École Nationale Supérieure d'Architecture de Paris-Belleville
Description
The École Nationale Supérieure d'Architecture de Paris-Belleville is a well-known French school in architecture.StoryCreated in 1969, the École Nationale Supérieure d'Architecture de Paris-Belleville melts its teaching since the beginning on a principle: a base of knowledge related to an authentic culture of the project.CharacteristicsThe school was built on a series of fundamental agreements: to reinforce in the teaching of architecture its character of higher education related on research and the possibility of offering a range of practices diversified to the graduate students, to develop the science of the project, convergence of the knowledge and know-how, the theory and the practice, to find relevant articulations and associations between the lesson and to develop the international partnerships, to reaffirm that the teaching of architecture cannot be limited to a simple vocational training. It results from the bursting of the section of Architecture of the École Nationale Supérieure of the fine arts because a group of teachers and students had wanted to give up the academism, had wanted to convene other disciplines that that of the only project, that one crosses the disciplines, that one proceeds by analogy, by mutual enrichment, in order to give the conscience of architecture and his limits in his implications historical, ideological, sociological, philosophical.

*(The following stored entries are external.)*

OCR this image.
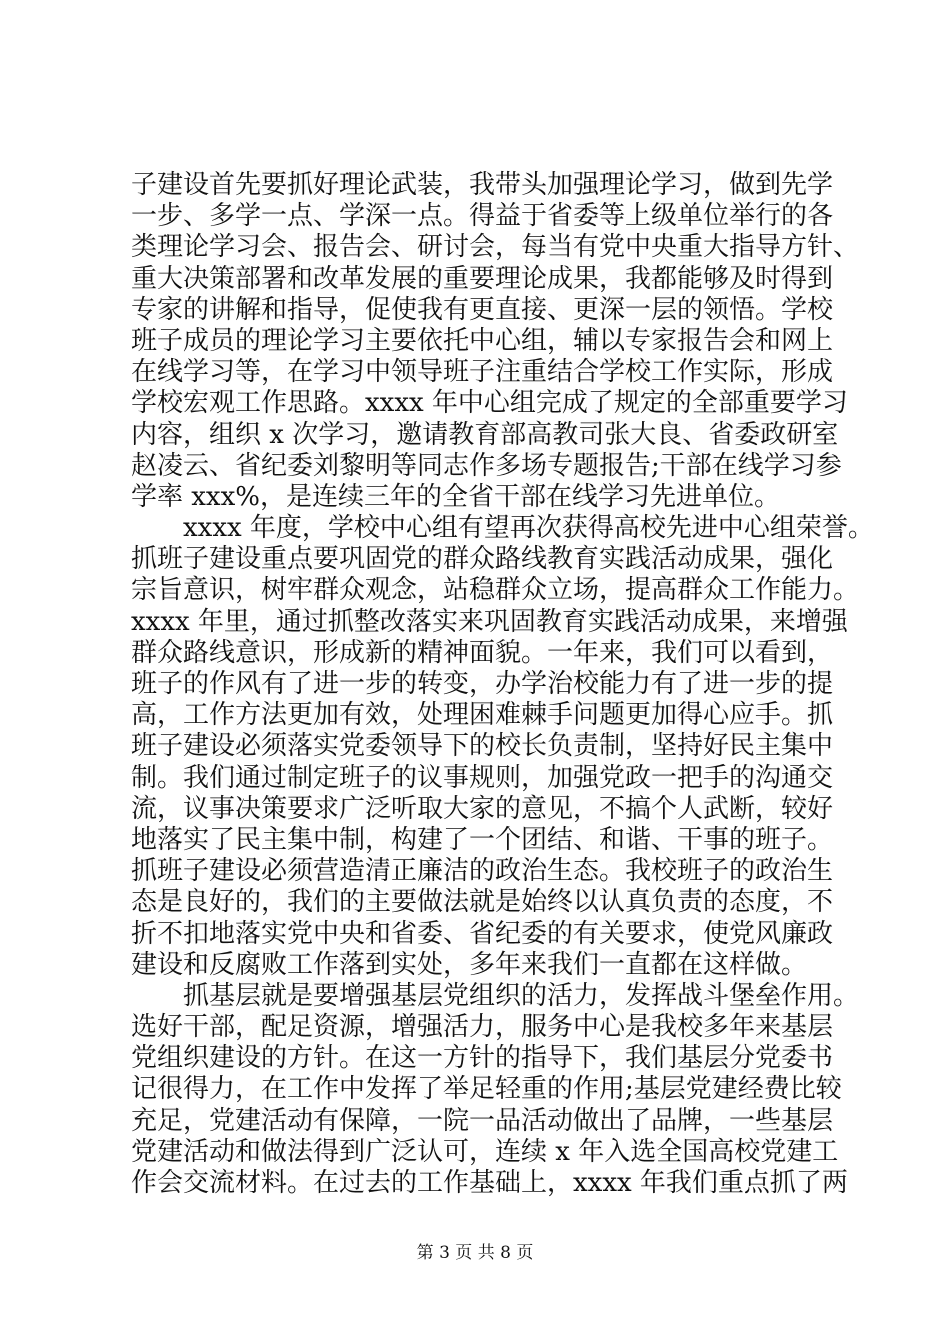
子建设首先要抓好理论武装，我带头加强理论学习，做到先学
一步、多学一点、学深一点。得益于省委等上级单位举行的各
类理论学习会、报告会、研讨会，每当有党中央重大指导方针、
重大决策部署和改革发展的重要理论成果，我都能够及时得到
专家的讲解和指导，促使我有更直接、更深一层的领悟。学校
班子成员的理论学习主要依托中心组，辅以专家报告会和网上
在线学习等，在学习中领导班子注重结合学校工作实际，形成
学校宏观工作思路。xxxx 年中心组完成了规定的全部重要学习
内容，组织 x 次学习，邀请教育部高教司张大良、省委政研室
赵凌云、省纪委刘黎明等同志作多场专题报告;干部在线学习参
学率 xxx%，是连续三年的全省干部在线学习先进单位。
xxxx 年度，学校中心组有望再次获得高校先进中心组荣誉。
抓班子建设重点要巩固党的群众路线教育实践活动成果，强化
宗旨意识，树牢群众观念，站稳群众立场，提高群众工作能力。
xxxx 年里，通过抓整改落实来巩固教育实践活动成果，来增强
群众路线意识，形成新的精神面貌。一年来，我们可以看到，
班子的作风有了进一步的转变，办学治校能力有了进一步的提
高，工作方法更加有效，处理困难棘手问题更加得心应手。抓
班子建设必须落实党委领导下的校长负责制，坚持好民主集中
制。我们通过制定班子的议事规则，加强党政一把手的沟通交
流，议事决策要求广泛听取大家的意见，不搞个人武断，较好
地落实了民主集中制，构建了一个团结、和谐、干事的班子。
抓班子建设必须营造清正廉洁的政治生态。我校班子的政治生
态是良好的，我们的主要做法就是始终以认真负责的态度，不
折不扣地落实党中央和省委、省纪委的有关要求，使党风廉政
建设和反腐败工作落到实处，多年来我们一直都在这样做。
抓基层就是要增强基层党组织的活力，发挥战斗堡垒作用。
选好干部，配足资源，增强活力，服务中心是我校多年来基层
党组织建设的方针。在这一方针的指导下，我们基层分党委书
记很得力，在工作中发挥了举足轻重的作用;基层党建经费比较
充足，党建活动有保障，一院一品活动做出了品牌，一些基层
党建活动和做法得到广泛认可，连续 x 年入选全国高校党建工
作会交流材料。在过去的工作基础上，xxxx 年我们重点抓了两
第 3 页 共 8 页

It was already the idea that the disciplines progress only because the discoveries of a field are transposable with another.ResearchAt ENSA Paris-Belleville research is carried out through the Institut Parisien de Recherche: Architecture, Urbanistique, Société, which is the department that participates in the UKNA. The area of research includes architectural history and heritage, architecture of dwellings, territorial architecture, transport and sustainability and the study of Asian and African cities. Characteristic for IPRAUS is its focus on combining architecture, urbanism and landscape design with sociology and the human sciences.